A command injection vulnerability, disclosed last year and documented as CVE-2023-1389, was identified and patched in the TP-Link Archer AX21 (AX1800) routers. According to a recent report from the Cato CTRL team, unpatched TP-Link Archer routers have become the focus of a new botnet campaign called Ballista, resulting in over 6,000 impacted devices globally. CVE-2023-1389 was a high-severity vulnerability (CVSS 8.8) in TP-Link Archer routers. Proof-of-concept exploit code was available soon after the security advisories became public. Multiple reports of exploitation involving several botnets, including three Mirai variants, Condi, and AndroxGh0st, targeted unpatched devices. According to Cato CTRL’s report, this Ballista campaign was first identified earlier this year on January 10, and the most recent exploitation attempt was recorded on February 17.

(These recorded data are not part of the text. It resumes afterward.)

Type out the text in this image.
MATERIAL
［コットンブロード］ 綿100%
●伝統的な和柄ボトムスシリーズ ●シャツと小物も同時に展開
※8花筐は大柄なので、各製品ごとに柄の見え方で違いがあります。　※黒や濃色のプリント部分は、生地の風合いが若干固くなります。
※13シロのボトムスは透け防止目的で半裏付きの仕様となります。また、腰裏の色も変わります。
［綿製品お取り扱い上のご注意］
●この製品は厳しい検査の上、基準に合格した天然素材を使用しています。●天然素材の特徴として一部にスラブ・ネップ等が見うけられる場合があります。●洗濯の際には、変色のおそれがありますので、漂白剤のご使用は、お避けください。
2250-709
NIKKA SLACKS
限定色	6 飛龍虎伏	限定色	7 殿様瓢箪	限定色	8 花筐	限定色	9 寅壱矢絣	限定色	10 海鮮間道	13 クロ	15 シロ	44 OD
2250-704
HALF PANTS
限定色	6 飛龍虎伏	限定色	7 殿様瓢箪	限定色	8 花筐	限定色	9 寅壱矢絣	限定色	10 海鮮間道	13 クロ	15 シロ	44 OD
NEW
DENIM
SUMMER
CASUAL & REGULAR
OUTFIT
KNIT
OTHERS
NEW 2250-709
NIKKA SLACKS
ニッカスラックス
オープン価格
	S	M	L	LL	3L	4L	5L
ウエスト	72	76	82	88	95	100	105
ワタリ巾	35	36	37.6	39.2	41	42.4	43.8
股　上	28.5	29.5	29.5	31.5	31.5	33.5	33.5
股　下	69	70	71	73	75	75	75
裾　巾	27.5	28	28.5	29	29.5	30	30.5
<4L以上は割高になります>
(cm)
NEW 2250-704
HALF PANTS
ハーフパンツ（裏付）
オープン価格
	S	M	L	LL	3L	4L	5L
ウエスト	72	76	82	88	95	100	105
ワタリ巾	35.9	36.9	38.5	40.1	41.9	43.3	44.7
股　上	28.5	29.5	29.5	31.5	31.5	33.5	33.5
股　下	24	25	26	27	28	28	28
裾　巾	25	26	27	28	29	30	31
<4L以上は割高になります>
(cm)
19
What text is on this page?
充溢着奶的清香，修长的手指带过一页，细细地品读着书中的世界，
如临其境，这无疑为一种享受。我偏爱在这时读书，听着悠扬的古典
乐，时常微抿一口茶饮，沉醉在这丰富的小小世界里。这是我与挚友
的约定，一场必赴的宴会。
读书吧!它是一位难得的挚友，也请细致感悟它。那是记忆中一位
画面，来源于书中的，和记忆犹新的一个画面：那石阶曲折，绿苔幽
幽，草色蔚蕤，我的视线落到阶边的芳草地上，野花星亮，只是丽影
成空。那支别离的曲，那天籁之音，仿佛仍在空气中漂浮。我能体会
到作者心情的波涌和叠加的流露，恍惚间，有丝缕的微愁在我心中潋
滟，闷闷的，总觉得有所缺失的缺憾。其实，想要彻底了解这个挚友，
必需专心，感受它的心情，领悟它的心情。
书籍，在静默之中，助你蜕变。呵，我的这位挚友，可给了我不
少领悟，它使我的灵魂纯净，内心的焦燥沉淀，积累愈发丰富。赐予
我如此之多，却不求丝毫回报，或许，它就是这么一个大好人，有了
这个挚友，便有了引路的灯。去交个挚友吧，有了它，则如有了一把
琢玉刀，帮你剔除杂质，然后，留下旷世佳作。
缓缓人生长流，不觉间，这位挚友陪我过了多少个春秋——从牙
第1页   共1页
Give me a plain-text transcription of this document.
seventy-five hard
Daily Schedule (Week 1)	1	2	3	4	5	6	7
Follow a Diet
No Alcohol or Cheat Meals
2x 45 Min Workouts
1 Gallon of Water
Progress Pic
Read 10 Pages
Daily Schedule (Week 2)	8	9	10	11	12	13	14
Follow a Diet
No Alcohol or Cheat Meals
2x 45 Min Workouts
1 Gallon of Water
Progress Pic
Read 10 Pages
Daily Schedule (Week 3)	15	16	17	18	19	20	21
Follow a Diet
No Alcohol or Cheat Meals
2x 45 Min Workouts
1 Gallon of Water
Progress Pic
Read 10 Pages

This botnet uses a bash script dropper to install malware on TP-Link Archer routers, which allows remote code execution (RCE) and denial-of-service (DoS) attacks. Researchers link Ballista to an Italian-based threat actor based on the Italian-language code strings and an IP address traced to Italy. The botnet seems to be undergoing active development, as attackers now utilize domains from the Tor network. This modification improves the botnet’s stealth, making tracking and disruption more challenging.
The malware establishes a TLS-encrypted command and control (C2) channel on port 82, allowing attackers to gain complete control over compromised devices after successful deployment. It can execute shell commands, extract sensitive files, and conduct large-scale cyberattacks. Furthermore, the malware can terminate earlier versions of itself and erase its presence once it begins execution.
A search on Censys, an attack surface management platform, showed over 6,000 vulnerable TP-Link routers, indicating the botnet remains active. The botnet has primarily targeted manufacturing, healthcare, technology, and service industries across the U.S., Australia, China, and Mexico. Users should upgrade their device firmware as per the vendor’s instructions. Keeping firmware updated and implementing network security best practices is crucial to preventing large-scale cyberattacks.